Pharmaceutical Market Europe • November 2021 • 42
PEOPLE
What gets you out of bed in the morning?
Other than my family, the simple motivation of finishing what I’ve started and the satisfaction of delivering projects to clients on time and on budget.
What’s the best thing about working in healthcare comms?
I think it’s this small belief that just maybe a meeting your company organised or an educational programme your company executed may have allowed a physician to learn something new that is going to impact a patient’s life.
What’s the worst thing about working in healthcare comms?
The hours – I work seven days a week (but that may have nothing to do with healthcare comms and everything to do with me!).
What’s your favourite bar or eatery?
I’m totally indiscriminate! I love good food and drinks and could never settle on just one place.
Which buzzwords/office jargon get on your nerves?
None. I don’t let things like that get on my nerves.
Which book/film would you recommend above all others and why?
Given what I do and my background, I think Nudge: Improving Decisions About Health, Wealth, and Happiness is simply a classic. But so is anything by Daniel Kahneman, Steven Levitt, Dan Ariely, Malcolm Gladwell, or Michael Lewis.

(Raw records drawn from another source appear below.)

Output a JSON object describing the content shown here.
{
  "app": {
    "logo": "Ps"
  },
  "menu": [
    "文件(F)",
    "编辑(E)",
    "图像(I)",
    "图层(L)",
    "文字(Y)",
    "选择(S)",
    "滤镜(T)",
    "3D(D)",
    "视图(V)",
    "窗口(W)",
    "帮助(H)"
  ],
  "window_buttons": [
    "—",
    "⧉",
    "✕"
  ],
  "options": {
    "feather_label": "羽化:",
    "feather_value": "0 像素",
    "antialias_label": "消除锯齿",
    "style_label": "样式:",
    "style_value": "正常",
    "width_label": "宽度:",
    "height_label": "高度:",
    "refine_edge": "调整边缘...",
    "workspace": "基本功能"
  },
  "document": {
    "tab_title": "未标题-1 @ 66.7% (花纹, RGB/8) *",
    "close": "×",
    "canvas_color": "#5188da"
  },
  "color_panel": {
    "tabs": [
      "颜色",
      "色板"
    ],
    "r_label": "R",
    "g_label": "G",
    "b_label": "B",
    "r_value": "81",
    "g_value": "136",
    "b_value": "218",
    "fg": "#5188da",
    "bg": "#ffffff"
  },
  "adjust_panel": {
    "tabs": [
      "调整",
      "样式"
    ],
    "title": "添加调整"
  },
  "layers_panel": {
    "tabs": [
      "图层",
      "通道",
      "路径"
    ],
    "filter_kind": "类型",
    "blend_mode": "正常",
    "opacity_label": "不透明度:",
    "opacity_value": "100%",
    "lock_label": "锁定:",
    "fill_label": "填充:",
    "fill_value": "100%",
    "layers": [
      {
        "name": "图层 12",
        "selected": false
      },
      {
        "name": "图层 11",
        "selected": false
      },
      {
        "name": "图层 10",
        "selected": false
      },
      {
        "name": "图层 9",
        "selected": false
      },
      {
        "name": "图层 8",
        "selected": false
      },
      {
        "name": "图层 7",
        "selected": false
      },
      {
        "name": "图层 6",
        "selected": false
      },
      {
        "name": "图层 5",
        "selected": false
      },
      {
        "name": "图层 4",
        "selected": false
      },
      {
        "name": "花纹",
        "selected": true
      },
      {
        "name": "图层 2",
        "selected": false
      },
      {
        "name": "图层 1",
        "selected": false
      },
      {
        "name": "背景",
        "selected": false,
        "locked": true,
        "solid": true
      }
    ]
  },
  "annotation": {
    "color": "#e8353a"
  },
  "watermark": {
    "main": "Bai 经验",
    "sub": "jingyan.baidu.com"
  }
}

Which person, living or dead, do you admire the most and why?
This is a tough one. I’d have to say Terry Fox. A young Canadian kid who lost his leg to cancer and decided to run across Canada to raise money for cancer. That was 40 years ago, and to this day, there is more money raised in his name for cancer research than any other person in the world. It demonstrates the power of quiet fortitude and the power of an idea.
Who is your healthcare comms hero/heroine?

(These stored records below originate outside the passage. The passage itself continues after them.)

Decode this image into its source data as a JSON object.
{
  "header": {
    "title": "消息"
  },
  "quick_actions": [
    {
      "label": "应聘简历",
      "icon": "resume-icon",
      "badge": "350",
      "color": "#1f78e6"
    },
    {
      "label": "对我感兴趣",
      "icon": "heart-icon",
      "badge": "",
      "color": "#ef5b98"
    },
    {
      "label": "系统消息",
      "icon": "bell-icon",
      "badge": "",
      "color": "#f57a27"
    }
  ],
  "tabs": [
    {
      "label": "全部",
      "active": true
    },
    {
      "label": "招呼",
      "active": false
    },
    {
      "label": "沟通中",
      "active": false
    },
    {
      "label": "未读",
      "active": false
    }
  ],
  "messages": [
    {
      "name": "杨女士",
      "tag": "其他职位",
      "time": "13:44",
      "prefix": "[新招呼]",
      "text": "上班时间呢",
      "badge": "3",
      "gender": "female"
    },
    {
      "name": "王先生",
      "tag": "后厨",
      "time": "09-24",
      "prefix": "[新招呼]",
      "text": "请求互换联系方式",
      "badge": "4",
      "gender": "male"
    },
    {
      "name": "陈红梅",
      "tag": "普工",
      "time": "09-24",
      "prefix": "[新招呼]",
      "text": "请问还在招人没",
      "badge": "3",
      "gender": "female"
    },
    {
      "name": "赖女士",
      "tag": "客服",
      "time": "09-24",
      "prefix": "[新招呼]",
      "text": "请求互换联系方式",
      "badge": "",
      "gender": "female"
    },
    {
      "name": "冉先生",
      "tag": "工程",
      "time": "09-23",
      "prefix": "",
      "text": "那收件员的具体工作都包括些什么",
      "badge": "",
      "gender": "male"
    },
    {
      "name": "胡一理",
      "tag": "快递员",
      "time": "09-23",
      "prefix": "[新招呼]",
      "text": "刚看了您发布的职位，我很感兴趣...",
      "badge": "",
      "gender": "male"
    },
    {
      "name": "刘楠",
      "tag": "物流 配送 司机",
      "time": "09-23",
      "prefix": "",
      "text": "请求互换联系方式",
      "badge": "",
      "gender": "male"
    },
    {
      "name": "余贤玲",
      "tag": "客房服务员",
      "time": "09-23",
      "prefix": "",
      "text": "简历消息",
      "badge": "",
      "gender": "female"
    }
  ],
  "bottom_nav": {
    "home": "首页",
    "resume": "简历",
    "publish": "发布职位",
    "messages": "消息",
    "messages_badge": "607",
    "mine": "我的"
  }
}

Before the pandemic I wouldn’t have had an answer. Since the pandemic, it’s an easy answer: every epidemiologist and public health individual who has tried to educate people about SARS-CoV-2.
What has been your career highlight to date?

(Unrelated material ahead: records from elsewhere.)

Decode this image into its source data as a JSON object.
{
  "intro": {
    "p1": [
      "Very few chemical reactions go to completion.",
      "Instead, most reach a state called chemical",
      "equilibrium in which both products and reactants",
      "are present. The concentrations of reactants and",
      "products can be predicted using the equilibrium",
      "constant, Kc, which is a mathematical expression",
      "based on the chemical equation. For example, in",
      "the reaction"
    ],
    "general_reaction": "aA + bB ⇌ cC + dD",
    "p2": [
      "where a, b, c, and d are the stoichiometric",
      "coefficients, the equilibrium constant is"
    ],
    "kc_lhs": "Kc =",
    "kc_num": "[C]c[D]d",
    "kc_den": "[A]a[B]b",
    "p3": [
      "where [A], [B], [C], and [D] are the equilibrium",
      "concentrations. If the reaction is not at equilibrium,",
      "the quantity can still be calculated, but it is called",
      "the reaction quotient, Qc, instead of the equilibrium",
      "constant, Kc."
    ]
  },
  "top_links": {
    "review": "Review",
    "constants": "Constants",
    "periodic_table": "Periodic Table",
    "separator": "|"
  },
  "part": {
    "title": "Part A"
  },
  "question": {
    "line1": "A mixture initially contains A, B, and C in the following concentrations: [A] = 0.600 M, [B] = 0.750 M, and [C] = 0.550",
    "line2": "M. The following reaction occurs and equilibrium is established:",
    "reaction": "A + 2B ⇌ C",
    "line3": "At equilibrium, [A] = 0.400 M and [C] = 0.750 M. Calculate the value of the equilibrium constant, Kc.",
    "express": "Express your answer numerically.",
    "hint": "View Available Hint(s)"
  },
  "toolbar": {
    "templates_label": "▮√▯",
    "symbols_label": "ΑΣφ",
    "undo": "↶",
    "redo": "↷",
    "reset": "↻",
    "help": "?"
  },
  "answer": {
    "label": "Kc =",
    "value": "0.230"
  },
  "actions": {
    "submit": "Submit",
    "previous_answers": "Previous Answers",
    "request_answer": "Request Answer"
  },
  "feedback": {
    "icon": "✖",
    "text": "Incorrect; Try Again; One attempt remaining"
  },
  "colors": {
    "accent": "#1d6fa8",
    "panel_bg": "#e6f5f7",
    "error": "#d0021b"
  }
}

I suppose there are two: we were the first health comms agency that launched/created the medical cannabis category in Canada. Before we and our clients came along, there was nobody doing classical healthcare comms for physicians looking to use medical cannabis. And second, it’s the publication of my first book Misunderstanding Health: Making Sense of America’s Broken Health Care System.
What’s your golden rule/piece of advice for someone starting a career in healthcare comms
The same golden rule for someone starting any career: work harder than everyone around you, listen a lot, ask a lot of questions and keep learning/educating yourself. If you do these four things, you cannot fail.
Rohit Khanna, MBA, MSc, MPH is the Managing Director of Catalytic Health, a leading healthcare communication, education & strategy agency.